One of my colleagues here at work is an advisor to the Liberal campaign, and I keep telling him it's the economy, not the environment that's important. He shakes his head, says I know, but that the leader doesn't care.
 
One of my colleagues here at work is an advisor to the Liberal campaign, and I keep telling him it's the economy, not the environment that's important. He shakes his head, says I know, but that the leader doesn't care.

Exactly what I was thinking. I think the Libs would do much better if they focused on the economy instead of the environment. People instinctively know that that an economic slowdown is coming...and the Conservatives are getting a free ride because all they have to do is challenge the Green Shift as bad for the economy....
 
"I'd rather see my energy bills go up and my taxes go down than see the government embark on some new project. But I'm an American."

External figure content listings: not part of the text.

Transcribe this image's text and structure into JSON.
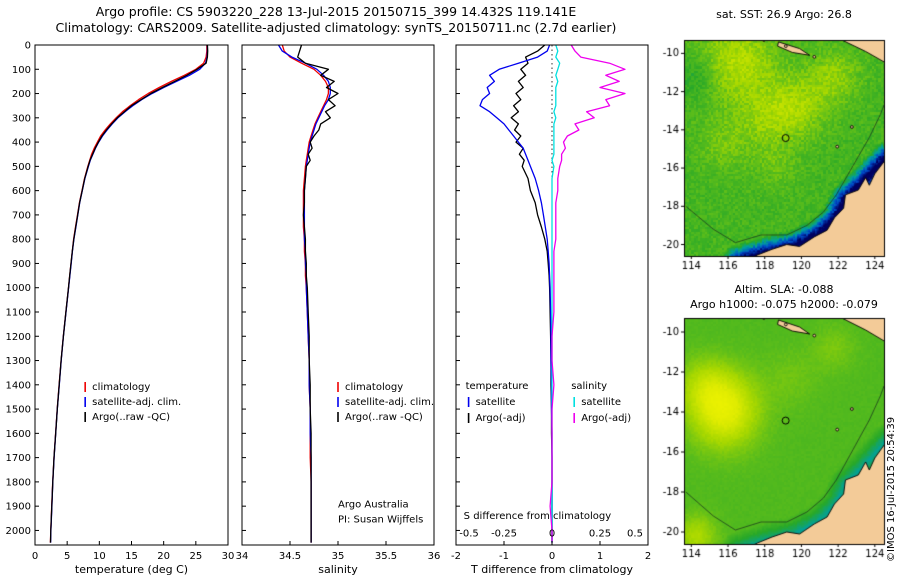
{
  "header": {
    "line1": "Argo profile: CS 5903220_228 13-Jul-2015 20150715_399 14.432S 119.141E",
    "line2": "Climatology: CARS2009. Satellite-adjusted climatology: synTS_20150711.nc (2.7d earlier)"
  },
  "watermark": "©IMOS 16-Jul-2015 20:54:39",
  "colors": {
    "land": "#f3cb98",
    "frame": "#000000",
    "scale": [
      "#000060",
      "#0048c8",
      "#00a0a0",
      "#28a828",
      "#58bc1c",
      "#a8d800",
      "#e0ec00",
      "#f8f800"
    ]
  },
  "depth_levels": [
    0,
    25,
    50,
    75,
    100,
    125,
    150,
    175,
    200,
    225,
    250,
    275,
    300,
    325,
    350,
    375,
    400,
    425,
    450,
    475,
    500,
    550,
    600,
    650,
    700,
    750,
    800,
    850,
    900,
    950,
    1000,
    1100,
    1200,
    1300,
    1400,
    1500,
    1600,
    1700,
    1800,
    1900,
    2000,
    2050
  ],
  "depth_ticks": [
    0,
    100,
    200,
    300,
    400,
    500,
    600,
    700,
    800,
    900,
    1000,
    1100,
    1200,
    1300,
    1400,
    1500,
    1600,
    1700,
    1800,
    1900,
    2000
  ],
  "chart_data": [
    {
      "id": "temperature-profile",
      "type": "line",
      "xlabel": "temperature (deg C)",
      "xlim": [
        0,
        30
      ],
      "xticks": [
        0,
        5,
        10,
        15,
        20,
        25,
        30
      ],
      "ylim": [
        0,
        2060
      ],
      "show_y_labels": true,
      "legend": {
        "fx": 0.26,
        "fy": 0.69
      },
      "series": [
        {
          "name": "climatology",
          "color": "#ee0000",
          "values": [
            26.7,
            26.7,
            26.6,
            26.2,
            25.0,
            23.2,
            21.2,
            19.3,
            17.6,
            16.1,
            14.8,
            13.6,
            12.6,
            11.7,
            10.9,
            10.2,
            9.7,
            9.2,
            8.8,
            8.5,
            8.2,
            7.7,
            7.3,
            6.9,
            6.6,
            6.3,
            6.0,
            5.8,
            5.6,
            5.4,
            5.2,
            4.8,
            4.4,
            4.05,
            3.75,
            3.45,
            3.2,
            2.95,
            2.75,
            2.6,
            2.45,
            2.4
          ]
        },
        {
          "name": "satellite-adj. clim.",
          "color": "#0000ee",
          "values": [
            26.8,
            26.8,
            26.75,
            26.5,
            25.6,
            24.0,
            22.0,
            20.0,
            18.2,
            16.6,
            15.2,
            14.0,
            12.9,
            12.0,
            11.2,
            10.5,
            9.9,
            9.4,
            9.0,
            8.6,
            8.3,
            7.75,
            7.35,
            6.95,
            6.65,
            6.35,
            6.05,
            5.82,
            5.62,
            5.42,
            5.22,
            4.82,
            4.42,
            4.07,
            3.77,
            3.47,
            3.22,
            2.97,
            2.77,
            2.62,
            2.47,
            2.42
          ]
        },
        {
          "name": "Argo(..raw -QC)",
          "color": "#000000",
          "values": [
            26.8,
            26.85,
            26.8,
            26.6,
            25.2,
            23.6,
            21.7,
            19.8,
            18.0,
            16.5,
            15.0,
            13.9,
            12.8,
            11.9,
            11.1,
            10.4,
            9.85,
            9.35,
            8.95,
            8.55,
            8.25,
            7.72,
            7.33,
            6.93,
            6.63,
            6.33,
            6.03,
            5.8,
            5.6,
            5.4,
            5.2,
            4.8,
            4.41,
            4.06,
            3.76,
            3.46,
            3.21,
            2.96,
            2.76,
            2.61,
            2.46,
            2.41
          ]
        }
      ]
    },
    {
      "id": "salinity-profile",
      "type": "line",
      "xlabel": "salinity",
      "xlim": [
        34,
        36
      ],
      "xticks": [
        34,
        34.5,
        35,
        35.5,
        36
      ],
      "ylim": [
        0,
        2060
      ],
      "show_y_labels": false,
      "legend": {
        "fx": 0.5,
        "fy": 0.69
      },
      "annotations": [
        {
          "text": "Argo Australia",
          "fx": 0.5,
          "fy": 0.925,
          "anchor": "start"
        },
        {
          "text": "PI: Susan Wijffels",
          "fx": 0.5,
          "fy": 0.955,
          "anchor": "start"
        }
      ],
      "series": [
        {
          "name": "climatology",
          "color": "#ee0000",
          "values": [
            34.42,
            34.44,
            34.5,
            34.62,
            34.75,
            34.82,
            34.87,
            34.9,
            34.9,
            34.88,
            34.85,
            34.82,
            34.79,
            34.76,
            34.74,
            34.72,
            34.7,
            34.69,
            34.68,
            34.67,
            34.66,
            34.65,
            34.64,
            34.64,
            34.64,
            34.64,
            34.65,
            34.65,
            34.66,
            34.66,
            34.67,
            34.68,
            34.69,
            34.7,
            34.7,
            34.71,
            34.71,
            34.71,
            34.72,
            34.72,
            34.72,
            34.72
          ]
        },
        {
          "name": "satellite-adj. clim.",
          "color": "#0000ee",
          "values": [
            34.38,
            34.42,
            34.52,
            34.66,
            34.78,
            34.85,
            34.9,
            34.92,
            34.92,
            34.9,
            34.86,
            34.83,
            34.8,
            34.77,
            34.75,
            34.73,
            34.71,
            34.7,
            34.69,
            34.68,
            34.67,
            34.66,
            34.65,
            34.65,
            34.65,
            34.65,
            34.65,
            34.66,
            34.66,
            34.67,
            34.67,
            34.68,
            34.69,
            34.7,
            34.7,
            34.71,
            34.71,
            34.72,
            34.72,
            34.72,
            34.72,
            34.72
          ]
        },
        {
          "name": "Argo(..raw -QC)",
          "color": "#000000",
          "values": [
            34.62,
            34.6,
            34.58,
            34.66,
            34.9,
            34.82,
            34.96,
            34.88,
            35.0,
            34.9,
            34.97,
            34.87,
            34.92,
            34.82,
            34.8,
            34.75,
            34.71,
            34.73,
            34.69,
            34.71,
            34.67,
            34.66,
            34.65,
            34.65,
            34.64,
            34.65,
            34.66,
            34.66,
            34.67,
            34.67,
            34.68,
            34.69,
            34.7,
            34.7,
            34.71,
            34.71,
            34.72,
            34.72,
            34.72,
            34.72,
            34.72,
            34.72
          ]
        }
      ]
    },
    {
      "id": "difference-from-climatology",
      "type": "line",
      "xlabel": "T difference from climatology",
      "xlim": [
        -2,
        2
      ],
      "xticks": [
        -2,
        -1,
        0,
        1,
        2
      ],
      "ylim": [
        0,
        2060
      ],
      "show_y_labels": false,
      "zeroline": true,
      "s_axis": {
        "label": "S difference from climatology",
        "ticks": [
          -0.5,
          -0.25,
          0,
          0.25,
          0.5
        ],
        "scale_to_T_axis": 4
      },
      "legend_groups": [
        {
          "header": "temperature",
          "items": [
            {
              "label": "satellite",
              "color": "#0000ee"
            },
            {
              "label": "Argo(-adj)",
              "color": "#000000"
            }
          ]
        },
        {
          "header": "salinity",
          "items": [
            {
              "label": "satellite",
              "color": "#00e0e0"
            },
            {
              "label": "Argo(-adj)",
              "color": "#ee00ee"
            }
          ]
        }
      ],
      "series": [
        {
          "name": "T Argo(-adj)",
          "color": "#000000",
          "x_scale": 1,
          "values": [
            -0.15,
            -0.3,
            -0.55,
            -0.5,
            -0.65,
            -0.55,
            -0.7,
            -0.6,
            -0.75,
            -0.65,
            -0.8,
            -0.7,
            -0.85,
            -0.7,
            -0.78,
            -0.65,
            -0.75,
            -0.6,
            -0.68,
            -0.58,
            -0.62,
            -0.5,
            -0.45,
            -0.35,
            -0.3,
            -0.22,
            -0.15,
            -0.1,
            -0.08,
            -0.06,
            -0.05,
            -0.04,
            -0.03,
            -0.02,
            -0.02,
            -0.01,
            -0.01,
            0,
            0,
            0,
            0,
            0
          ]
        },
        {
          "name": "T satellite",
          "color": "#0000ee",
          "x_scale": 1,
          "values": [
            -0.05,
            -0.1,
            -0.3,
            -0.7,
            -1.1,
            -1.3,
            -1.2,
            -1.35,
            -1.3,
            -1.45,
            -1.5,
            -1.3,
            -1.15,
            -1.0,
            -0.9,
            -0.8,
            -0.7,
            -0.6,
            -0.55,
            -0.5,
            -0.45,
            -0.35,
            -0.28,
            -0.22,
            -0.18,
            -0.14,
            -0.1,
            -0.08,
            -0.06,
            -0.05,
            -0.04,
            -0.03,
            -0.02,
            -0.02,
            -0.01,
            -0.01,
            0,
            0,
            0,
            0,
            0,
            0
          ]
        },
        {
          "name": "S satellite",
          "color": "#00e0e0",
          "x_scale": 4,
          "values": [
            0.02,
            0.03,
            0.02,
            0.04,
            0.03,
            0.02,
            0.03,
            0.02,
            0.02,
            0.02,
            0.02,
            0.01,
            0.02,
            0.01,
            0.01,
            0.01,
            0.01,
            0.01,
            0.01,
            0,
            0.01,
            0,
            0,
            0,
            0,
            0,
            0,
            0,
            0,
            0,
            0,
            0,
            0,
            0,
            0,
            0,
            0,
            0,
            0,
            0,
            0,
            0
          ]
        },
        {
          "name": "S Argo(-adj)",
          "color": "#ee00ee",
          "x_scale": 4,
          "values": [
            0.1,
            0.12,
            0.15,
            0.3,
            0.38,
            0.28,
            0.35,
            0.25,
            0.38,
            0.28,
            0.3,
            0.18,
            0.22,
            0.12,
            0.14,
            0.08,
            0.06,
            0.07,
            0.05,
            0.05,
            0.04,
            0.03,
            0.03,
            0.02,
            0.02,
            0.02,
            0.02,
            0.01,
            0.01,
            0.01,
            0.01,
            0.01,
            0,
            0,
            0.01,
            0,
            0,
            0,
            0,
            -0.01,
            0,
            0
          ]
        }
      ]
    },
    {
      "id": "sst-map",
      "type": "heatmap",
      "title": "sat. SST: 26.9 Argo: 26.8",
      "xlim": [
        113.6,
        124.5
      ],
      "ylim": [
        -20.6,
        -9.3
      ],
      "xticks": [
        114,
        116,
        118,
        120,
        122,
        124
      ],
      "yticks": [
        -10,
        -12,
        -14,
        -16,
        -18,
        -20
      ],
      "marker": {
        "lon": 119.14,
        "lat": -14.43
      },
      "field": {
        "base": 0.52,
        "speckle": 0.06,
        "coast_band": 0.6,
        "blobs": [
          [
            116.5,
            -10.5,
            0.22,
            2.2
          ],
          [
            119.8,
            -12.8,
            0.18,
            1.6
          ],
          [
            121.8,
            -11.2,
            0.15,
            1.4
          ],
          [
            115.8,
            -14.8,
            0.1,
            1.4
          ],
          [
            118.6,
            -15.8,
            0.08,
            1.2
          ],
          [
            114.3,
            -11.2,
            -0.12,
            1.2
          ],
          [
            118.0,
            -13.5,
            0.12,
            1.5
          ]
        ]
      }
    },
    {
      "id": "sla-map",
      "type": "heatmap",
      "title": "Altim. SLA: -0.088",
      "title2": "Argo h1000: -0.075 h2000: -0.079",
      "xlim": [
        113.6,
        124.5
      ],
      "ylim": [
        -20.6,
        -9.3
      ],
      "xticks": [
        114,
        116,
        118,
        120,
        122,
        124
      ],
      "yticks": [
        -10,
        -12,
        -14,
        -16,
        -18,
        -20
      ],
      "marker": {
        "lon": 119.14,
        "lat": -14.43
      },
      "field": {
        "base": 0.55,
        "speckle": 0.015,
        "coast_band": 0.25,
        "blobs": [
          [
            115.8,
            -13.9,
            0.33,
            1.9
          ],
          [
            114.6,
            -12.6,
            0.12,
            1.4
          ],
          [
            121.8,
            -10.8,
            0.08,
            1.2
          ],
          [
            114.3,
            -20.2,
            0.18,
            1.1
          ],
          [
            119.5,
            -12.3,
            0.06,
            1.5
          ]
        ]
      }
    }
  ],
  "geo": {
    "australia": [
      [
        116.7,
        -20.95
      ],
      [
        117.6,
        -20.55
      ],
      [
        118.4,
        -20.25
      ],
      [
        119.2,
        -20.0
      ],
      [
        119.9,
        -20.1
      ],
      [
        120.7,
        -19.6
      ],
      [
        121.4,
        -19.25
      ],
      [
        121.8,
        -18.6
      ],
      [
        122.3,
        -18.1
      ],
      [
        122.4,
        -17.4
      ],
      [
        123.1,
        -17.15
      ],
      [
        123.5,
        -16.5
      ],
      [
        123.7,
        -16.9
      ],
      [
        124.0,
        -16.3
      ],
      [
        124.55,
        -15.6
      ],
      [
        124.55,
        -21.0
      ],
      [
        116.7,
        -21.0
      ]
    ],
    "islands": [
      [
        [
          120.9,
          -8.9
        ],
        [
          122.2,
          -9.3
        ],
        [
          123.5,
          -9.9
        ],
        [
          124.6,
          -10.5
        ],
        [
          124.6,
          -8.9
        ]
      ],
      [
        [
          118.75,
          -9.4
        ],
        [
          119.9,
          -9.75
        ],
        [
          120.45,
          -10.1
        ],
        [
          119.5,
          -9.95
        ],
        [
          118.7,
          -9.62
        ]
      ]
    ],
    "islets": [
      [
        119.15,
        -9.62
      ],
      [
        120.7,
        -10.18
      ],
      [
        122.75,
        -13.85
      ],
      [
        121.95,
        -14.88
      ],
      [
        117.95,
        -9.3
      ]
    ],
    "coast_band": [
      [
        116.5,
        -20.9
      ],
      [
        118.2,
        -20.4
      ],
      [
        119.6,
        -20.1
      ],
      [
        120.9,
        -19.5
      ],
      [
        121.9,
        -18.6
      ],
      [
        122.4,
        -17.6
      ],
      [
        123.2,
        -16.9
      ],
      [
        124.1,
        -16.0
      ],
      [
        124.55,
        -15.5
      ]
    ],
    "contour": [
      [
        113.7,
        -18.0
      ],
      [
        115.2,
        -19.2
      ],
      [
        116.4,
        -19.9
      ],
      [
        117.8,
        -19.5
      ],
      [
        119.2,
        -19.5
      ],
      [
        120.3,
        -19.0
      ],
      [
        121.2,
        -18.3
      ],
      [
        121.9,
        -17.4
      ],
      [
        122.5,
        -16.4
      ],
      [
        123.1,
        -15.4
      ],
      [
        123.7,
        -14.4
      ],
      [
        124.3,
        -13.2
      ],
      [
        124.5,
        -12.7
      ]
    ]
  }
}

correct me if I'm wrong, but that is exactly what the Green Shift program will do. Income taxes will be reduced and will be transfered to make energy costs higher. The point is, rather than the do nothing scenario this guy alludes to, all of us will have the ability to influence our energy bill by choices we make. One thing that does concern me is that the carbon tax is at the wholesale level, thus making it tempting for the tax just to be passed along rather than encourage change.

Right now, my vote is a toss up between the Greens (preferred choice) or Libs (strategic vote) If the Libs lose big, they seriously have to think about choosing a new leader.

As much as I dislike him, I have to admit that Harper seems to be an excellent political strategist. He knows how to play to the masses and seems good at controlling the direction of the debate, always keeping the opposition on the defensive. As somone pointed out previously, the thing the Cons have going for them is they are the only party playing center-right, while potentially 4 parties divide the vote on the other side. The right learned their lesson well from Reform and Alliance days. I dont think personalities on the left will necessarily be so wise headed to unite the left even if they are handed a Cons. majority to deal with. Perhaps a deal between the Libs / Greens as we have already had May endorsing Dion for PM...?
 
Harper's 2 cents/liter diesel tax cut proposal just shows how dumb he is. If your paying $1.20+/ liter, 2 cents will not impact your budget in any meaningful way... He should be passing that $600 million to cash strapped municipalities like Toronto for public transit, schools, etc.
 
How much would Norway's emissions have risen without a carbon tax? It has a booming oil industry, much like Canada. And Sweden's exemptions for major industrial emitters is indeed a problem, but doesn't seem like a weakness for the Liberal proposal.

Redroom:

It's fine for it to be applied at the wholesale level. It still provides an incentive to reduce emissions by making alternatives or equipment upgrades relatively cheaper when compared to fossil fuels.
 
One of my colleagues here at work is an advisor to the Liberal campaign, and I keep telling him it's the economy, not the environment that's important. He shakes his head, says I know, but that the leader doesn't care.


i have to agree that most people are more concerned about their own well being first than the well being of the environment. you can tackle the environment when peoples' wallets are doing fine but not during these times. the environment won't make anyone win this election.
 
Are times so tough? The economy isn't growing, but outside of a couple of sectors, it seems the economy is doing ok. My company has been on a hiring binge for months--we're having difficulty filling positions.

The way people are talking, you'd think it was 1992.